We need tailored care approaches, ahmm, that recognises the importance of cultural safety and inclusive care, ahmm, that I see also focuses on meeting the needs of the residents from diverse backgrounds. Ahmm, and cultural training, um, I think, um, you know not only in the residential aged care but in the GP, umm, services and practices and beyond. You know there's wrap around services, they’re encouraging practices to undertake training that improves understanding and responsiveness to cultural and, umm, er and, ling-linguistically diverse, umm, ah, residents is really critical. 

Sophie Piron (Practice Manager) 

There are already, ah, in many practices, umm, established practices that they have for dealing with various, umm, patients, cohorts or, or situations and that's something that they can then take into the aged care facility. So, the practice I work at has, has a huge cohort of patients who are refugees and asylum seekers, so we are well versed in, umm, organising on site interpreters, phone interpreters, and we can do that for a home visit. We can do that for, ahmm, a visit to an aged care facility. So, you know, these things don't necessarily need to be something new. They are really about thinking what is it that we already do for the patients that step into the practice that we can, ahmm, perhaps modify or just also apply to those patients who are in an aged care facility.  

Of course there are issues of, again as there are with every single patient, there's issues of consent, ahmm, and you know of, of, umm, informing the aged care facility of, umm, having scheduled visits rather than, you know, the patient and the family knows what's happening and who's coming, but there's certainly a lot happening already in general practices, that, umm, if we think a little bit laterally can, can be carried into the aged care facility. 

Leanne Wells (Facilitator) 

Thank you both for those important points. Ultimately, this incentive is for and about people living in aged care homes. Laila, I'll end with you for your consumer perspective of variations of practice under the incentive. 

Laila Hallam (Consumer) 

Where the GP services are scarce and whether they're small GPs, umm, finding ways to be innovative and bringing them together to work out how they might be able to service the community that they're in, in a different way, I think is really important.  

And I think we should, umm, also think about what it's like when it doesn't work for the resident. So if we do have, umm, ah when we do have GP services and they don't fit right for the, for the resident, how in fact we work through those so that it actually works for both, the, the, umm, whether it's that service or another. But how it works. So we don't want to move, we don’t want to lose resident choice.  

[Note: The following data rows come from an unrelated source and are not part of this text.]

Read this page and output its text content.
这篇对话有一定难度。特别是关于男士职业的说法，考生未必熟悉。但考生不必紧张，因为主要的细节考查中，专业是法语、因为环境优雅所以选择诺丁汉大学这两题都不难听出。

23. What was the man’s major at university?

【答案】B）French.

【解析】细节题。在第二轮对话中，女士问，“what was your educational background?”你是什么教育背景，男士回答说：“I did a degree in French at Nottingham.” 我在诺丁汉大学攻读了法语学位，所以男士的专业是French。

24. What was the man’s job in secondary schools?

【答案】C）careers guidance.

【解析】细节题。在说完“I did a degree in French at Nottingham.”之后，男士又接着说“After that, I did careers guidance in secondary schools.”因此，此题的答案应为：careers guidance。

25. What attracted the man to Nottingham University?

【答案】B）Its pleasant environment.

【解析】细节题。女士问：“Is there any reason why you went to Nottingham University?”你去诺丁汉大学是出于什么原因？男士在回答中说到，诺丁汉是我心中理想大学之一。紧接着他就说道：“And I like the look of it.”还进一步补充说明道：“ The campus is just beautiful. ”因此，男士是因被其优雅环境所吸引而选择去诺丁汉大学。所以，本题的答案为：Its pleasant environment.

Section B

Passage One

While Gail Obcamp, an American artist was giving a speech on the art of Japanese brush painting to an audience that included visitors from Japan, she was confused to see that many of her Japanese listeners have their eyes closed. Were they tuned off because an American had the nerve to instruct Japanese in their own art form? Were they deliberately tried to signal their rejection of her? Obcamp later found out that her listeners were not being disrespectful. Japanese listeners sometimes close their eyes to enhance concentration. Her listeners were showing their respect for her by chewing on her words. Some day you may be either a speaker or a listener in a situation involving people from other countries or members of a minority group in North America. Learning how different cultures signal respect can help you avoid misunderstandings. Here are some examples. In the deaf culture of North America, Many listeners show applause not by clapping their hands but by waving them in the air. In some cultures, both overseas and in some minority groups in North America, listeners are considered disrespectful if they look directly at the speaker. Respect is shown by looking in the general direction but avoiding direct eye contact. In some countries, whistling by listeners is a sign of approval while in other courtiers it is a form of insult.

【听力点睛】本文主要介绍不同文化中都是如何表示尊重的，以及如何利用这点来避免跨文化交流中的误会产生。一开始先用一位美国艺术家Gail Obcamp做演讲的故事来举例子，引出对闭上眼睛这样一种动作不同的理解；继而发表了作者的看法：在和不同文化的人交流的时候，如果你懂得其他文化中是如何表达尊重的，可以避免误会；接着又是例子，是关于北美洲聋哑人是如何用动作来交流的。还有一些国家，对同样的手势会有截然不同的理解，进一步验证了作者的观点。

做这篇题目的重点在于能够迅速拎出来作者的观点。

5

Leanne Wells (Facilitator) 

This brings us to the close of our third session on the General Practice in Aged Care Incentive series. Key takeaways from this conversation include -  

  • There are additional provisions, such as loadings for GPs and practices in Modified Monash Regions 3 to 7, and ability for rural and remote practices to provide 4 of the 8 regular visits by telehealth when they can't attend face to face. 
  • The suggestion that smaller or solo provider practices think creatively about how they could bolster their team by contracting or sharing a practice nurse, for example, with other practices rather than directly employing them.  
  • The value of building and leveraging relationships with local providers who can assist, such as aged care lifestyle coordinators or multilingual staff. 
  • And finally, the importance of engaging with Primary Health Networks who have various roles, including collaborating with residential aged care homes to connect residents with a GP where they don't have one.  

Join us in our fourth and final discussion where our expert panellists will consider implementation enablers and other supports available to GPs, general practices and residential aged care homes to support the implementation of the General Practice in Aged Care Incentive.